In calling Ken Saunders in Chicago we tapped a mine of information about fellow '48s that was a real treasure chest for this reporter. Ken grew up in Park Ridge, a Chicago suburb where both he and Don Ryan were classmates and friends. After receiving Eleazar's diploma in '49, Ken entered the world of insurance and has followed this profession ever since, first in Michigan and since 1962 back in the Windy City, where old buddy Ev Wilson lives nearby.

Ken recalled with nostalgic pleasure some of his Hanover experience in a wellloved little town he hasn't seen since his last departure in '49. He recalled the wartime summer of 1944 when he and Ev, plus Dick Donahue, Woody DeYoe, John Parker, and Dean Rathbun, held down the third floor of Crosby while they waited for Uncle Sam's draft boards to catch up with them. Then he recalled a hilarious two years on their return from service beginning in the fall of '46 when Ken, Ev, Don Gile '46, Ed Leede '49, Joe Marple, and the late John Scully '47 knocked a door down to make a huge suite at the end of the hall on the third floor of Richardson, a suite that saw more than its share of laughter, monstrous practical jokes and just plain close comradeship while this tightly-knit group held together. Ken says Ev was the tough disciplinarian, while the continual and irritating furniture shortage faced by the group was finally solved by the ingenious Leede, who somehow located a secret hoard one night outside town at Colby Jr.

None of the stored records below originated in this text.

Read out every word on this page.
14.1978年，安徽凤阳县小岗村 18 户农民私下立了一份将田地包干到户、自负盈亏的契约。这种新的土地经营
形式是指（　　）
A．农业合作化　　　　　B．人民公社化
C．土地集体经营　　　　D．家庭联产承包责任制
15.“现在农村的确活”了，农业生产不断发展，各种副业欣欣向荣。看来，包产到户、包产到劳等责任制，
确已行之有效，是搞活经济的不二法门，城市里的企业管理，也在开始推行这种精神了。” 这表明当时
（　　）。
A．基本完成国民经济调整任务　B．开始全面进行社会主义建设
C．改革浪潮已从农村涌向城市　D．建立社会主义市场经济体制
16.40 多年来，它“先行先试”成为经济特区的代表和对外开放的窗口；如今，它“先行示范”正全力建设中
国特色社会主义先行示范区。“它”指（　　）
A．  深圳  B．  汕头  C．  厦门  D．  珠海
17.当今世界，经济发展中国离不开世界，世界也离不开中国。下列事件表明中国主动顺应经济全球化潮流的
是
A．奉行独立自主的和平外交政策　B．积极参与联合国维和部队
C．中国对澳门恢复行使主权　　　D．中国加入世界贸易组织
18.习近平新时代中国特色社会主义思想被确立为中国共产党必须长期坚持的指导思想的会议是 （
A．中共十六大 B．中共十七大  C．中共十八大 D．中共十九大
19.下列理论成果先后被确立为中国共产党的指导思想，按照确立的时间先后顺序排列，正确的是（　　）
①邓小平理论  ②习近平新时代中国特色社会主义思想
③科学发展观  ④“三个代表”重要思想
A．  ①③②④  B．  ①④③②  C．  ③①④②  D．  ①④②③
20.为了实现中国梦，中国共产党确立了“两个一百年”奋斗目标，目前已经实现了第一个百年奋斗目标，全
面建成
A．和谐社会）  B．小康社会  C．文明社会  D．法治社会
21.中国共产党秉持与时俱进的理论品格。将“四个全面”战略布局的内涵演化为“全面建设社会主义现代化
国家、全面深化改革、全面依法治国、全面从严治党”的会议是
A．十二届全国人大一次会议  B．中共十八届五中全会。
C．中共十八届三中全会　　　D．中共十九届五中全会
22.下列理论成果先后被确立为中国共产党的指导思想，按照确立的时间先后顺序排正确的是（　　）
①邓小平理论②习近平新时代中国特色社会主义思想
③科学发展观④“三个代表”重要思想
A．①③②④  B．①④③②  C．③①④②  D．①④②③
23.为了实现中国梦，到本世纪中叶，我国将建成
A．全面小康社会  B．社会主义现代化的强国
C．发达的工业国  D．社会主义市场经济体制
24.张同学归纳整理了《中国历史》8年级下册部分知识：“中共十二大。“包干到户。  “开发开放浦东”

Ken continued by remembering that three years ago the Joe Luyckses, the Ev Wilsons, the Rog Zorns and the Saunders planned a holiday in Bermuda for golf and to test the beaches. At the last minute, however, Joe and Ev and wives reluctantly had to back out. Ken says they were sorely missed around the greens, but that it's probably lucky they weren't there as the island ran out of vodka while the Saunders and Zorns were on hand.

Rog, says Ken, recently retired from the machine tool business but is now earning more than ever before as a consultant to the industry. Bill, a son of Rog and Mary Helen, graduated as a Dartmouth '75.

The most compulsive golfer Ken has ever seen is Joe Luycks, a guy who demands to be on the links in any weather, in any season, fair or foul, going as far as playing with a phosphorescent red ball in the snow. Joe retired from Ford five years ago after 30- plus years, but his new job is "like a kid being forced to eat ice cream." Joe is now the course rating supervisor for the Michigan Golf Association. As such he must play every single course in the state—and free!

Gang, please give a lift to Bud Elliott in the tough but thankless job he's carrying our for '4B in your College's 1987 Alumni Fund drive. And take note that your master organizer, Bud Gedney, is setting up parties for '48s next fall at the Harvard game in Boston and the Yale game in Hanover!